Mack’s distribution-free chain ladder reserving model belongs to the most popular approaches in non-life insurance mathematics. While proposed to determine the first two moments of the reserve, it does not allow to identify the whole distribution of the reserve. For this purpose, Mack’s model is usually equipped with a tailor-made bootstrap procedure, which combines a residual-based non-parametric resampling step together with a parametric bootstrap. Although it is widely used in applications to estimate the reserve risk, no theoretical bootstrap consistency results exist that justify this approach.
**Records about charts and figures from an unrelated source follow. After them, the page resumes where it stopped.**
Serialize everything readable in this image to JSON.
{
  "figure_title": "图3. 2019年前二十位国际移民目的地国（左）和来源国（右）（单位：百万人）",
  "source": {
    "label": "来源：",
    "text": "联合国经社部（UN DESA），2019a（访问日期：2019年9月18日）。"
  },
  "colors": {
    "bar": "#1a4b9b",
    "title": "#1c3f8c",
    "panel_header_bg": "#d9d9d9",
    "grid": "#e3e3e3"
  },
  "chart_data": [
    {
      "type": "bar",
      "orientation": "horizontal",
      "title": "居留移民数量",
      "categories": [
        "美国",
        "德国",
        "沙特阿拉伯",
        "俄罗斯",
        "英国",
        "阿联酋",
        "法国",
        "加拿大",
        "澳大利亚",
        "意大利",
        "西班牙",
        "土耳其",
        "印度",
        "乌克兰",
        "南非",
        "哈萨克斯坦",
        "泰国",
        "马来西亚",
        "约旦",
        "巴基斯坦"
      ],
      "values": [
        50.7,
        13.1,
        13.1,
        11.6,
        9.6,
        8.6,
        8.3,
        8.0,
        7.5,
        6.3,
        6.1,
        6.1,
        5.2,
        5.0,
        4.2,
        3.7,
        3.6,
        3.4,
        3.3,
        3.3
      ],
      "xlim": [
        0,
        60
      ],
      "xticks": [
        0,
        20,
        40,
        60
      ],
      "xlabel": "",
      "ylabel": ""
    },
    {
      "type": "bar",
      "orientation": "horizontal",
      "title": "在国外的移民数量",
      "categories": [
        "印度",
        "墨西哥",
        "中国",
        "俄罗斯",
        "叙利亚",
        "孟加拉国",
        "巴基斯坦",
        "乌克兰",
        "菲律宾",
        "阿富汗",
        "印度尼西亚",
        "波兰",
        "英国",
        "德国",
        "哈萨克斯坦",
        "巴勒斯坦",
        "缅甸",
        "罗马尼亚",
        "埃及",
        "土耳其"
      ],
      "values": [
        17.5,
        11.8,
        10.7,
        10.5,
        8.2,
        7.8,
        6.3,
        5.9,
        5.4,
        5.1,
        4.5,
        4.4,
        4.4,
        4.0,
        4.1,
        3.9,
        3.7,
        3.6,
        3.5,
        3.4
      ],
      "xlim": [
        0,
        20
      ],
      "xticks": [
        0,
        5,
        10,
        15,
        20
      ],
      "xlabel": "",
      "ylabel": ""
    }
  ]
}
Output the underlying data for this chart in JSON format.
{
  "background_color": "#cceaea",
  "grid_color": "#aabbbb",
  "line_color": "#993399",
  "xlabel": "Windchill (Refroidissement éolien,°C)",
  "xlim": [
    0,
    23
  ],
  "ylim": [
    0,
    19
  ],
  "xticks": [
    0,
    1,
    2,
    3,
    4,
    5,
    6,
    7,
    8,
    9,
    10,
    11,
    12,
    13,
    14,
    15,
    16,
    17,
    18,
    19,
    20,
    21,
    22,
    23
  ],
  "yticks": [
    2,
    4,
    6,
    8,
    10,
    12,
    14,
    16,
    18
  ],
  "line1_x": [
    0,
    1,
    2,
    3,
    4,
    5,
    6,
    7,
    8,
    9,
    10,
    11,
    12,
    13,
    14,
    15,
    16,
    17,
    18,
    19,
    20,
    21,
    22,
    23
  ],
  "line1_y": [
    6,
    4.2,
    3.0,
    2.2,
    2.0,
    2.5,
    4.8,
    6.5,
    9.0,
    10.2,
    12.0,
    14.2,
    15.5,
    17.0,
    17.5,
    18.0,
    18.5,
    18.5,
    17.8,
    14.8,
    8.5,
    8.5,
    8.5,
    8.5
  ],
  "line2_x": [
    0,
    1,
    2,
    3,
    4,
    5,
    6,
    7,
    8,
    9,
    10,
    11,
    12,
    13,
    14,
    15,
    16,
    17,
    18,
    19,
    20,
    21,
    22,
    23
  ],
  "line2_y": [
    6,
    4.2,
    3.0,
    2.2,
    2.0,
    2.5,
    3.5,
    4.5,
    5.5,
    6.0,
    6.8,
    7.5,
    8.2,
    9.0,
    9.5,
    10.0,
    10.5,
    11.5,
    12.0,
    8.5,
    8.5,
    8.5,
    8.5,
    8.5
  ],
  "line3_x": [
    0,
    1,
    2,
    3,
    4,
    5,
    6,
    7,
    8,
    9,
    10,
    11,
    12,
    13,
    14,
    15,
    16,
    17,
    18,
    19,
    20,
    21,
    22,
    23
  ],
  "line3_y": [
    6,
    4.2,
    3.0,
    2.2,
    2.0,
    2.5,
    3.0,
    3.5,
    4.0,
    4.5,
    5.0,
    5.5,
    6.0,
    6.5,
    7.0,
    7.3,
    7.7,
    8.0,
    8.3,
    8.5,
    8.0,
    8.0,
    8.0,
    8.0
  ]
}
In this paper, to fill this gap in the literature, we adopt the theoretical framework proposed by Steinmetz and Jentsch (2022, Insurance: Mathematics and Economics) to derive asymptotic theory in Mack’s model. By splitting the reserve into two additive parts corresponding to process and estimation uncertainty, it enables - for the first time - a rigorous investigation also of the validity of the Mack bootstrap. We prove that the (conditional) bootstrap distribution of the asymptotically dominating process uncertainty part is correctly mimicked if the parametric family of distributions of the individual development factors is correctly specified in Mack’s bootstrap proposal. Otherwise, this will be generally not the case. In contrast, the corresponding (conditional) bootstrap distribution of the estimation uncertainty part is generally not correctly captured. To tackle this, we propose an alternative Mack-type bootstrap, which is designed to capture also the distribution of the estimation uncertainty part.
We illustrate our findings in simulations and show that the newly proposed Mack-type bootstrap performs superior to the original Mack bootstrap in finite samples.